In the Civil Rights movement of the World War II era, Looby rose to a position of local leadership. After losing a 1940 runoff election to a white opponent in a race for city council, from 1943 to 1945 he presided over the James C. Napier Bar Association. In 1946 the National Association for the Advancement of Colored People hired Looby, Maurice Weaver, and Thurgood Marshall to represent the African Americans charged with murder following the recent race riot in Columbia, Tennessee. Looby’s legal defense helped acquit twenty-three of the defendants. He crisscrossed the state in the company of other black lawyers, arguing against Jim Crow and discrimination. Looby is credited with desegregating the Nashville airport dining room and the city’s public golf courses.
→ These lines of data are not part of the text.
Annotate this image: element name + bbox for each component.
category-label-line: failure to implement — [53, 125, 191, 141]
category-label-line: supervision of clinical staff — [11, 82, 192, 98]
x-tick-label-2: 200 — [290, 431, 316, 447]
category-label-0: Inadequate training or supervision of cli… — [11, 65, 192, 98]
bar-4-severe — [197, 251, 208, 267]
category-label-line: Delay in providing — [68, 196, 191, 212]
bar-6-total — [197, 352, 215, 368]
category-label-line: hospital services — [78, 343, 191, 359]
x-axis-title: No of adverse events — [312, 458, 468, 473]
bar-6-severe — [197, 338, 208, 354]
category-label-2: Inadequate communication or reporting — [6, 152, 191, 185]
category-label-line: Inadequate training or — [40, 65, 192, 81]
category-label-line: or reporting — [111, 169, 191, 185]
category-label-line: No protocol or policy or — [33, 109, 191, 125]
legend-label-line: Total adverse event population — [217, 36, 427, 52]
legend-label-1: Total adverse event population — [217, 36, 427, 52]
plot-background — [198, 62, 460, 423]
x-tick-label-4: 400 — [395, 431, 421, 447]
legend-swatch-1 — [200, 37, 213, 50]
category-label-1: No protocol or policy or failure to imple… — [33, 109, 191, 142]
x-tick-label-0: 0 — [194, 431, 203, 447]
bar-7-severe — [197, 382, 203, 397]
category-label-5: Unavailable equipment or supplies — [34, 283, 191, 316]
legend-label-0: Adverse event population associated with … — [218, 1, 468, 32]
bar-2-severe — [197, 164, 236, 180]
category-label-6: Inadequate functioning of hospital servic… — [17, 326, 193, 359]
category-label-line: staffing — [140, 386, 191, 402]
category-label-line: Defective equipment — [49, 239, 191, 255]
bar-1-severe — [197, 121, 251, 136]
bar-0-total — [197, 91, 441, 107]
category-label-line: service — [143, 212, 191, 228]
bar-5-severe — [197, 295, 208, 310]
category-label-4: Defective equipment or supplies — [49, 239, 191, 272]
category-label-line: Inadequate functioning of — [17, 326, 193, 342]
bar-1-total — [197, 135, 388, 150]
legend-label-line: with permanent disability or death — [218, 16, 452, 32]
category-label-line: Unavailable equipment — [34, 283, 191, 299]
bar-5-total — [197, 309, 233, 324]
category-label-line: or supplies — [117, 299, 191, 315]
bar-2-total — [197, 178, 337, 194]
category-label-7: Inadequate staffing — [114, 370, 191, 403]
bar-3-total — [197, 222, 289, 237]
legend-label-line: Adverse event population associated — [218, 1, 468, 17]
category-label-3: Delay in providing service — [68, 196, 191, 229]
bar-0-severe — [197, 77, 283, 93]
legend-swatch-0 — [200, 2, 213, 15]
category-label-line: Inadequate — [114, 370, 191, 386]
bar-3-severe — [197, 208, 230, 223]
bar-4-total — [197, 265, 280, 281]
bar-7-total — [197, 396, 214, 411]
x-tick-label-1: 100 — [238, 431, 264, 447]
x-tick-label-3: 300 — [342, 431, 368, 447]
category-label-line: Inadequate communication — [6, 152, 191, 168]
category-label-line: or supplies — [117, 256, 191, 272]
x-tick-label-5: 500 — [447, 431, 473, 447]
Soon after the momentous U.S. Supreme Court decision of Brown v. Board of Education of Topeka (1954), Looby filed a suit against the local public schools on behalf of A. Z. Kelly, a barber whose son Robert had been denied access to a nearby white school. During the sit-in demonstrations and civil rights marches of the 1960s, Looby and other black attorneys provided money and legal services for local college students who were arrested and jailed. On April 19, 1960, his Meharry Boulevard home was destroyed by dynamite.
Looby viewed politics as a way to change an oppressive system. In 1951 he and fellow attorney Robert E. Lillard became the first blacks to be elected to the city council since 1911. In 1962 he lost a bid for a seat on the Tennessee Supreme Court. A year later, Looby became a member of the Metropolitan Charter Commission. In 1971 he retired after serving on the old city council and the new Metropolitan Council for a combined total of twenty years.
Looby died on March 24, 1972. Ten years later, the Nashville Bar Association, whose white members had denied Looby’s membership application in the 1950s, posthumously granted a certificate of membership in his name. His contributions to Nashville are recognized in the Z. Alexander Looby Library and Community Center erected by the city on Metro Center Boulevard.